Yes. That is what the spec says. However, if the search query is expensive you need some form of caching. Either on the endpoint itself caching the data, or the mechanism with location to redirect to the location of the result.
Putting something in a spec does not automatically make it true. In the real world if you repeat expensive queries more than an undefined amount you get blocked or at least bot-checked.
From the browser POV it doesn't need to ask if you want to re-send data.
Putting something in a spec does not automatically make it true.

Terrible news for computing.

The point is that you need to take care to make the implementation of that endpoint safe. It isn’t safe magically by itself.
Great, got it. I'll update my running "how computing works" chart with this new information:

  | implementation = reality | magic  |
  |-----------------------------------|
  | 999,999,999,971 (+1)     | 0      |
Why the snark? The existing methods have been around for ages.
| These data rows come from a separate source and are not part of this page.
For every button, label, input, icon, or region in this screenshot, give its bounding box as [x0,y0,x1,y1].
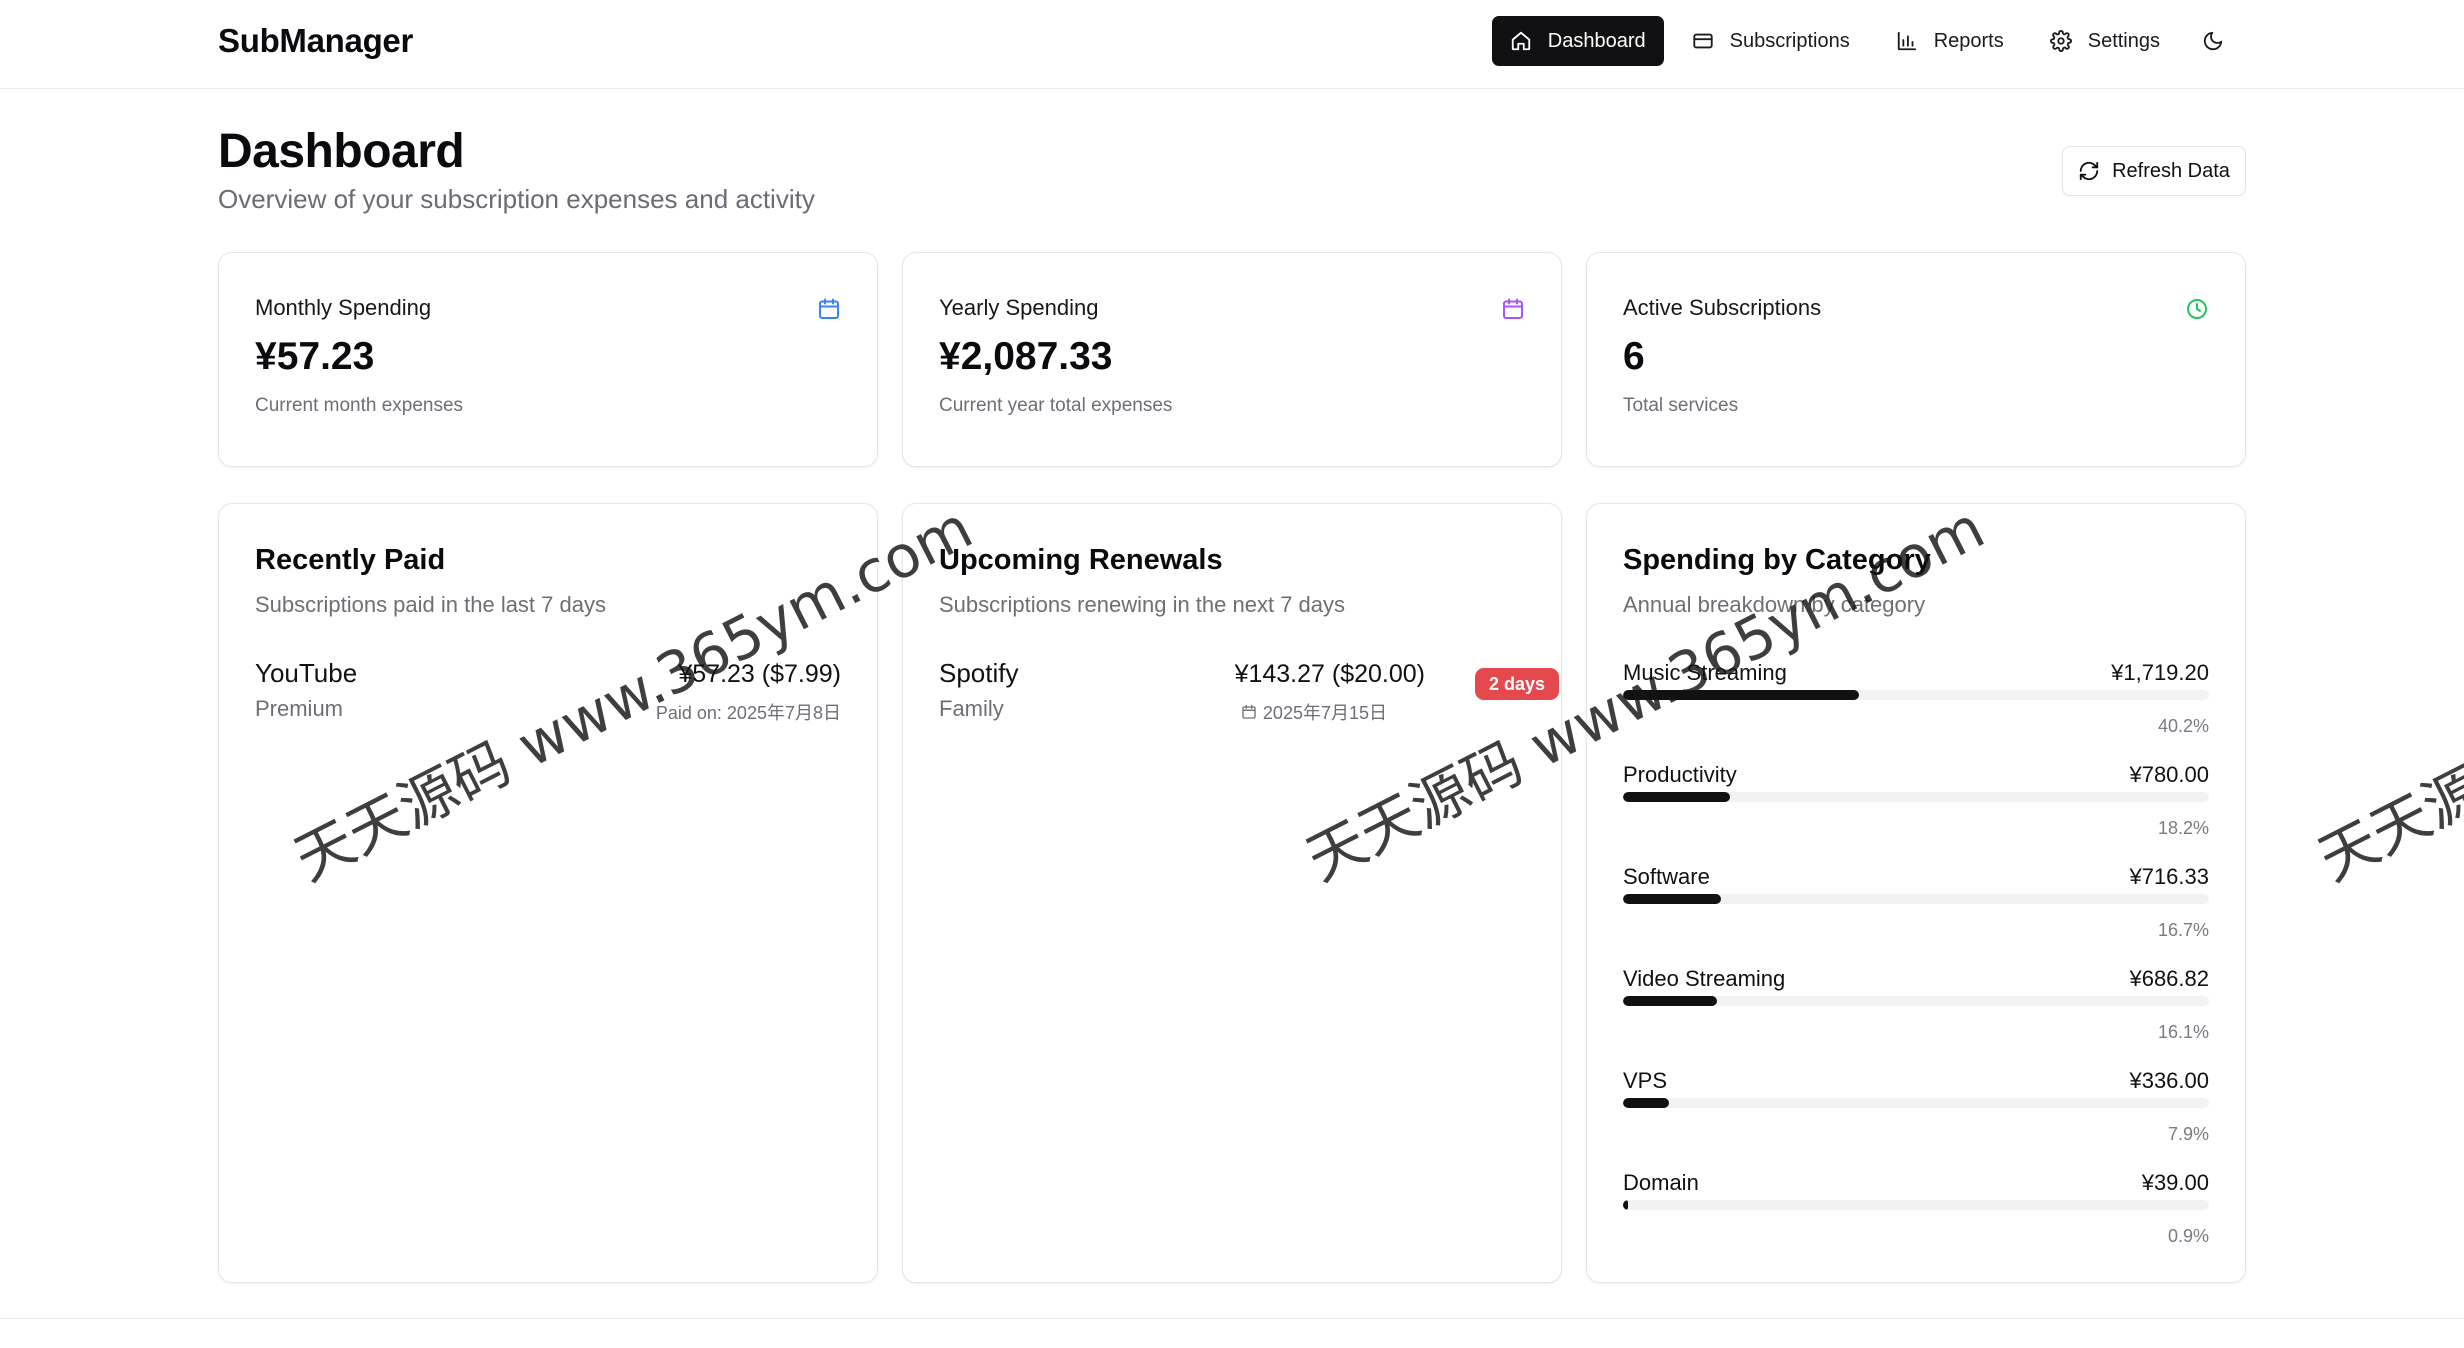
subscription-price: ¥57.23 ($7.99) [678,660,841,688]
app-brand[interactable]: SubManager [218,22,413,60]
page-title: Dashboard [218,125,465,178]
refresh-label: Refresh Data [2112,159,2230,182]
stat-value: 6 [1623,335,1645,378]
days-left-badge: 2 days [1474,668,1559,700]
category-amount: ¥1,719.20 [2111,660,2209,685]
stat-value: ¥2,087.33 [939,335,1113,378]
category-row: Productivity ¥780.00 18.2% [1623,762,2209,852]
category-progress-fill [1623,792,1730,802]
upcoming-renewals-panel: Upcoming Renewals Subscriptions renewing… [902,503,1562,1283]
category-progress-track [1623,1200,2209,1210]
renewal-date-text: 2025年7月15日 [1262,703,1387,723]
category-name: Productivity [1623,762,1737,787]
nav-dashboard[interactable]: Dashboard [1491,16,1664,66]
category-name: Music Streaming [1623,660,1787,685]
panel-title: Spending by Category [1623,544,1931,576]
main-nav: Dashboard Subscriptions Reports Settings [1491,16,2238,66]
panel-subtitle: Subscriptions paid in the last 7 days [255,592,606,617]
category-progress-track [1623,894,2209,904]
category-progress-track [1623,996,2209,1006]
active-subscriptions-card: Active Subscriptions 6 Total services [1586,252,2246,467]
list-item[interactable]: Spotify Family ¥143.27 ($20.00) 2025年7月1… [939,658,1559,728]
panel-title: Upcoming Renewals [939,544,1223,576]
watermark: 天天源码 www.365ym.com [2307,493,2464,895]
category-progress-track [1623,792,2209,802]
category-row: Music Streaming ¥1,719.20 40.2% [1623,660,2209,750]
category-amount: ¥686.82 [2129,966,2209,991]
page-subtitle: Overview of your subscription expenses a… [218,184,815,214]
renewal-date: 2025年7月15日 [1241,699,1387,725]
category-progress-fill [1623,996,1718,1006]
category-progress-fill [1623,894,1721,904]
category-progress-fill [1623,1098,1670,1108]
stat-label: Monthly Spending [255,295,432,320]
stat-label: Active Subscriptions [1623,295,1822,320]
nav-subscriptions[interactable]: Subscriptions [1674,16,1868,66]
refresh-icon [2079,161,2099,181]
moon-icon [2203,31,2223,51]
refresh-data-button[interactable]: Refresh Data [2062,146,2246,196]
spending-by-category-panel: Spending by Category Annual breakdown by… [1586,503,2246,1283]
category-percent: 40.2% [2157,716,2209,736]
footer-divider [0,1318,2464,1319]
category-row: Software ¥716.33 16.7% [1623,864,2209,954]
subscription-name: Spotify [939,658,1019,688]
subscription-plan: Family [939,696,1004,721]
category-row: Video Streaming ¥686.82 16.1% [1623,966,2209,1056]
nav-settings-label: Settings [2087,29,2160,52]
category-percent: 0.9% [2167,1226,2209,1246]
monthly-spending-card: Monthly Spending ¥57.23 Current month ex… [218,252,878,467]
category-name: VPS [1623,1068,1668,1093]
nav-settings[interactable]: Settings [2032,16,2178,66]
category-name: Video Streaming [1623,966,1786,991]
yearly-spending-card: Yearly Spending ¥2,087.33 Current year t… [902,252,1562,467]
subscription-plan: Premium [255,696,344,721]
calendar-icon [1242,705,1256,719]
stat-description: Current year total expenses [939,395,1173,416]
category-amount: ¥716.33 [2129,864,2209,889]
category-row: VPS ¥336.00 7.9% [1623,1068,2209,1158]
stat-value: ¥57.23 [255,335,375,378]
category-percent: 7.9% [2167,1124,2209,1144]
nav-dashboard-label: Dashboard [1547,29,1646,52]
panel-title: Recently Paid [255,544,446,576]
category-percent: 18.2% [2157,818,2209,838]
category-name: Domain [1623,1170,1699,1195]
category-percent: 16.7% [2157,920,2209,940]
panel-subtitle: Subscriptions renewing in the next 7 day… [939,592,1346,617]
stat-description: Total services [1623,395,1739,416]
theme-toggle-button[interactable] [2188,16,2238,66]
stat-description: Current month expenses [255,395,464,416]
top-header: SubManager Dashboard Subscriptions Repor… [0,0,2464,89]
credit-card-icon [1693,33,1713,49]
list-item[interactable]: YouTube Premium ¥57.23 ($7.99) Paid on: … [255,658,841,728]
gear-icon [2049,30,2072,52]
category-progress-track [1623,1098,2209,1108]
category-row: Domain ¥39.00 0.9% [1623,1170,2209,1260]
stat-label: Yearly Spending [939,295,1099,320]
category-amount: ¥39.00 [2141,1170,2209,1195]
category-progress-fill [1623,1200,1629,1210]
nav-reports[interactable]: Reports [1878,16,2022,66]
bar-chart-icon [1897,31,1916,51]
calendar-icon [817,297,841,321]
home-icon [1511,31,1530,51]
subscription-price: ¥143.27 ($20.00) [1234,660,1425,688]
category-amount: ¥336.00 [2129,1068,2209,1093]
paid-date: Paid on: 2025年7月8日 [655,703,841,723]
nav-subscriptions-label: Subscriptions [1729,29,1850,52]
subscription-name: YouTube [255,658,358,688]
category-name: Software [1623,864,1710,889]
category-progress-fill [1623,690,1859,700]
panel-subtitle: Annual breakdown by category [1623,592,1926,617]
category-percent: 16.1% [2157,1022,2209,1042]
category-progress-track [1623,690,2209,700]
clock-icon [2185,297,2209,321]
recently-paid-panel: Recently Paid Subscriptions paid in the … [218,503,878,1283]
calendar-icon [1501,297,1525,321]
nav-reports-label: Reports [1933,29,2004,52]
category-amount: ¥780.00 [2129,762,2209,787]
Many engineers I’ve encountered were not even aware that there was a distinction between “idempotent” and “safe” as attributes of a method and generally conflated them, using “safe” in the sense of the dictionary definition instead of the spec’s.

Elsewhere it was suggested that we can now replace POST with this query. I was trying to be cautionary because just changing the method alone will bring different behaviour. I did so in brevity because I was in a rush. IMHO, that does not call for snark.